Yohan, who is a long-time fan of the Ceja family’s wine, approached Amelia about being in the cookbook because he had once tasted her chilaquiles and was hooked.
“My recipe is pretty fantastic,” she said. “It’s a dish that evolved from leftovers from the day before, like the tortillas, salsas, vegetables and protein … it’s not just for breakfast. I love it all day, every day.”
When the cookbook team told her they wanted to photograph her at sunrise, Ceja decided to also make everyone a hearty bowl of organic, old-fashioned oatmeal with coconut.
“I wanted them to have something warm and hearty, because it was winter and really, really cold,” she said. “The team liked it so much, they said ‘This has to be in the book.’”? In addition to Ceja, the book profiles 99 other fanatical chefs including fellow immigrants such as Charles Phan of The Slanted Door in San Francisco and Lebanese food blogger Amanda Saab of New Boston, Michigan.

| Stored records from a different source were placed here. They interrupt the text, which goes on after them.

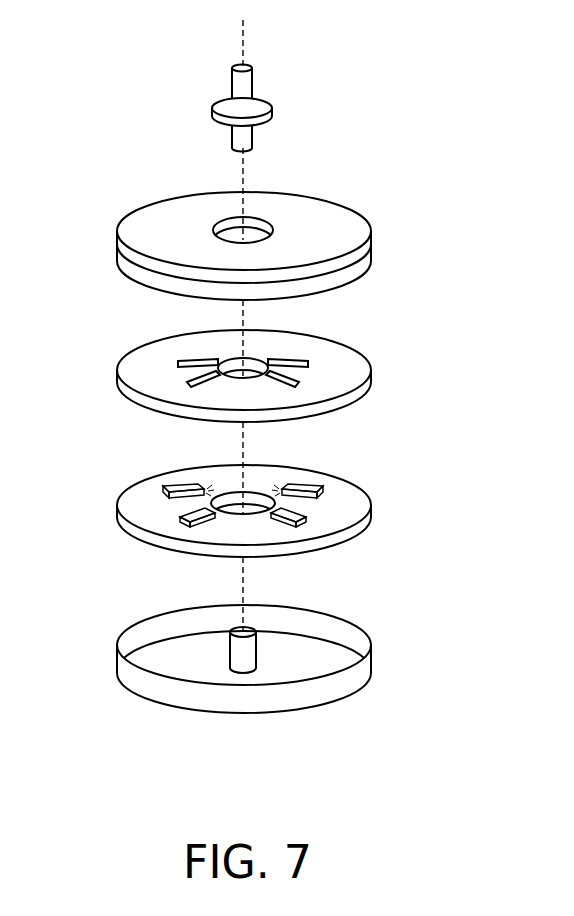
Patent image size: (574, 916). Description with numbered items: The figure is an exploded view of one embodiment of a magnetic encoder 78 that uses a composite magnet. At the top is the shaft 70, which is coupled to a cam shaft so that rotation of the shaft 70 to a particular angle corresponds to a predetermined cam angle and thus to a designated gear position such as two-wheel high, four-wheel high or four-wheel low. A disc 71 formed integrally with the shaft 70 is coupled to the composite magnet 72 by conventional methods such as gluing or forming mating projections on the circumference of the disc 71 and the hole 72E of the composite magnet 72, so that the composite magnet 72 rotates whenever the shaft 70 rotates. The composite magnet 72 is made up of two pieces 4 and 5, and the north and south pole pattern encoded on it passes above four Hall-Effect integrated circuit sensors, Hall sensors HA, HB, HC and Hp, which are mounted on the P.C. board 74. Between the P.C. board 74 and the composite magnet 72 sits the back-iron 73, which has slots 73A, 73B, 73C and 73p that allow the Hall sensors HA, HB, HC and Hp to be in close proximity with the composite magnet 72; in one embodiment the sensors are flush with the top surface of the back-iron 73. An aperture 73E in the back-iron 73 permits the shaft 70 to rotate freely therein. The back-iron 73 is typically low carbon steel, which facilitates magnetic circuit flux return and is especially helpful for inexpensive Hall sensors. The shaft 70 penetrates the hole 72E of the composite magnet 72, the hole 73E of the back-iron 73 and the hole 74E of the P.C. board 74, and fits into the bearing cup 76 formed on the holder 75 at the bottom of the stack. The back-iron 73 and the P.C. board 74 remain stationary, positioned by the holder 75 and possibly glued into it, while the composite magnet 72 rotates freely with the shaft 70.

The encoder 78 is at (116, 146).
The shaft 70 is at (246, 62).
The disc 71 is at (273, 105).
The composite magnet 72 is at (293, 229).
The piece 4 is at (360, 210).
The piece 5 is at (370, 248).
The hole 72E is at (258, 219).
The back-iron 73 is at (245, 381).
The slot 73A is at (178, 361).
The slot 73B is at (188, 383).
The slot 73C is at (298, 383).
The slot 73p is at (310, 362).
The aperture 73E is at (262, 361).
The P.C. board 74 is at (259, 506).
The hole 74E is at (233, 492).
The Hall sensor HA is at (170, 487).
The Hall sensor HB is at (180, 518).
The Hall sensor HC is at (306, 518).
The Hall sensor Hp is at (318, 488).
The holder 75 is at (372, 659).
The bearing cup 76 is at (252, 650).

“The beauty of American cuisine is that it is a fusion from foods from all over the world,” Ceja said. “Especially now, we need to showcase (that) our country’s strength is due to its diversity,”
This has been a banner year for Amelia Ceja, who was also included in a new cookbook, “Napa Valley Entertaining,” by Blakesley Chappelet.
“It’s a cookbook of Napa Valley vintners, farmers and restaurateurs, and we are profiled in it,” she said. “Eventually I'm going to publish my own recipe book inspired by my village … that is on my to-do list for 2018.”